Lord Beaverbrook once referred to journalism as "the black art." Morrow delves into the case of Walter Duranty, the New York Times Moscow correspondent who published a Pulitzer Prize-winning series praising Stalin just as Stalin imposed mass starvation upon the people of Ukraine and the North Caucasus to enforce the collectivization of Soviet agriculture. Millions died.
On the other hand, John Hersey's Hiroshima has been all but sanctified, hailed as the 20th century's greatest piece of journalism. Was it? Morrow examines the complex moral politics of Hersey's reporting, which the New Yorker first published in 1946.

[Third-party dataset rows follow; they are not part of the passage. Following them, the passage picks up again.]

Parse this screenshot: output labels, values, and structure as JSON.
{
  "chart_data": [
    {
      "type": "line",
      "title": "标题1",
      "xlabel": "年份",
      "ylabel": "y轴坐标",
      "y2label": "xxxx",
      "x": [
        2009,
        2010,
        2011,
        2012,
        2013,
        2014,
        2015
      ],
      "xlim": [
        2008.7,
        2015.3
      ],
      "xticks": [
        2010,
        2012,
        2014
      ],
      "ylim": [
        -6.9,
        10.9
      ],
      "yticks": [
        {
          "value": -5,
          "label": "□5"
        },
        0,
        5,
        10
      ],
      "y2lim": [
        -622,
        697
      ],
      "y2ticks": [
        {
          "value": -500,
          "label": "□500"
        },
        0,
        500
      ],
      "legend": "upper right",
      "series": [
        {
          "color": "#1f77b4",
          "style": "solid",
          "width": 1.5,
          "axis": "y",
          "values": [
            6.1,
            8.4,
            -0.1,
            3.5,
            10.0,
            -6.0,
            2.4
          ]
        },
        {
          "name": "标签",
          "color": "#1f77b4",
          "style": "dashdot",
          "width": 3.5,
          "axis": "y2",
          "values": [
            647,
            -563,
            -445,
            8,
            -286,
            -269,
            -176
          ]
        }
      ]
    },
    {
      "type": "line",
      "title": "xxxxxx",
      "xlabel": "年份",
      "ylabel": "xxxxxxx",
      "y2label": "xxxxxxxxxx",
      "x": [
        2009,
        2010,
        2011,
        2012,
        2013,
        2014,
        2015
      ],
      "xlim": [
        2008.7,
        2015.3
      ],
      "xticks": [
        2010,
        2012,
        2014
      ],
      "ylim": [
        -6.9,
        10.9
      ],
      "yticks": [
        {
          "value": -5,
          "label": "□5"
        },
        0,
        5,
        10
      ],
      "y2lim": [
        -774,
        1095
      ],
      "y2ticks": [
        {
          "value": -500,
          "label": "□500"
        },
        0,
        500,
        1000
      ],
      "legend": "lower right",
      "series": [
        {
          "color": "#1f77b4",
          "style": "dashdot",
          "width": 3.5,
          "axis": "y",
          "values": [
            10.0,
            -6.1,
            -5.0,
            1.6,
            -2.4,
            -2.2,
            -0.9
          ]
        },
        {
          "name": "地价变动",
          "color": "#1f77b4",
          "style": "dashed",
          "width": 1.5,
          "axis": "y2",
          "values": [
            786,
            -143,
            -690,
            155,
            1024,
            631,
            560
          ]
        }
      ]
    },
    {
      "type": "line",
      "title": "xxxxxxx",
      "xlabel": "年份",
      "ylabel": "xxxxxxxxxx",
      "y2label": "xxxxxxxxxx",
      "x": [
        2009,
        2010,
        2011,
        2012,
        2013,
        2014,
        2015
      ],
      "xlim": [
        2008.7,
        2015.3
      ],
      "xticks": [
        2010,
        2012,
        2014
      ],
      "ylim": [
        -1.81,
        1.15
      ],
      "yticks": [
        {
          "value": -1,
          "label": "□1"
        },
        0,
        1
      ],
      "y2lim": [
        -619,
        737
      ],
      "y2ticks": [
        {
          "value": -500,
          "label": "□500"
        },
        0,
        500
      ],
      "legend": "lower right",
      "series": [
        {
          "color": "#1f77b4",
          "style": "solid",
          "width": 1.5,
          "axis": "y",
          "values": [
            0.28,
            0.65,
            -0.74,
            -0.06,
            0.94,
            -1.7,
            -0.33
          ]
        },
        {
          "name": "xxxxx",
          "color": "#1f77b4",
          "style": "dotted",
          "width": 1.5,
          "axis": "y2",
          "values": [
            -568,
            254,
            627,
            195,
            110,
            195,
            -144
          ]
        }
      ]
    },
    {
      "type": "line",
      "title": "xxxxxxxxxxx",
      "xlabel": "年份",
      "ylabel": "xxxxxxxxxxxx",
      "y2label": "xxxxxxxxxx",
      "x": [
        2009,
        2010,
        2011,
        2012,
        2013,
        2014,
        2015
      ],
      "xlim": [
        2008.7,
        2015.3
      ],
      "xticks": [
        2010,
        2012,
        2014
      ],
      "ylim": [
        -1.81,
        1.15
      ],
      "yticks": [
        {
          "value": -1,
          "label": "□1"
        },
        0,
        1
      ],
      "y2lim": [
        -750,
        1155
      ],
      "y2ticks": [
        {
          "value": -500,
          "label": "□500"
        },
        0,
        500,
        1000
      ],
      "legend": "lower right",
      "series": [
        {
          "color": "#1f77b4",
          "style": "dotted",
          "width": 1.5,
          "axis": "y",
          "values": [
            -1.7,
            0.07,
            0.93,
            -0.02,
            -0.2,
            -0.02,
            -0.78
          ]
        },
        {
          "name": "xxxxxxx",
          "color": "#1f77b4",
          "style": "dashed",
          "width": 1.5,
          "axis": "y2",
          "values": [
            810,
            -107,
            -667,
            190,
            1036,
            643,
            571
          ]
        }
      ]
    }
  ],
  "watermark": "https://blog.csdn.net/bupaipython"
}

The Noise of Typewriters is, among other things, an intensely personal study of an age that has all but vanished. Morrow is the son of two journalists who got their start covering Roosevelt and Truman. When Morrow and Carl Bernstein were young, they worked together as dictation typists at the Washington Star (a newspaper now extinct). Bernstein had dedicated Chasing History, his memoir of those days, to Morrow. It was Morrow's friend and editor Walter Isaacson—biographer of Leonardo Da Vinci, Albert Einstein, and Steve Jobs—who taught Morrow how to use a computer when the personal computer was first introduced.
Morrow's journey through the world of journalism is a fascinating one, filled with insights and anecdotes that shed light on the power of words and the impact of journalism on society. His writing is elegant and evocative, and his analysis of the events and characters he encounters is thought-provoking and nuanced. The Noise of Typewriters is a must-read for anyone interested in the history of journalism and the role it has played in shaping the world we live in today."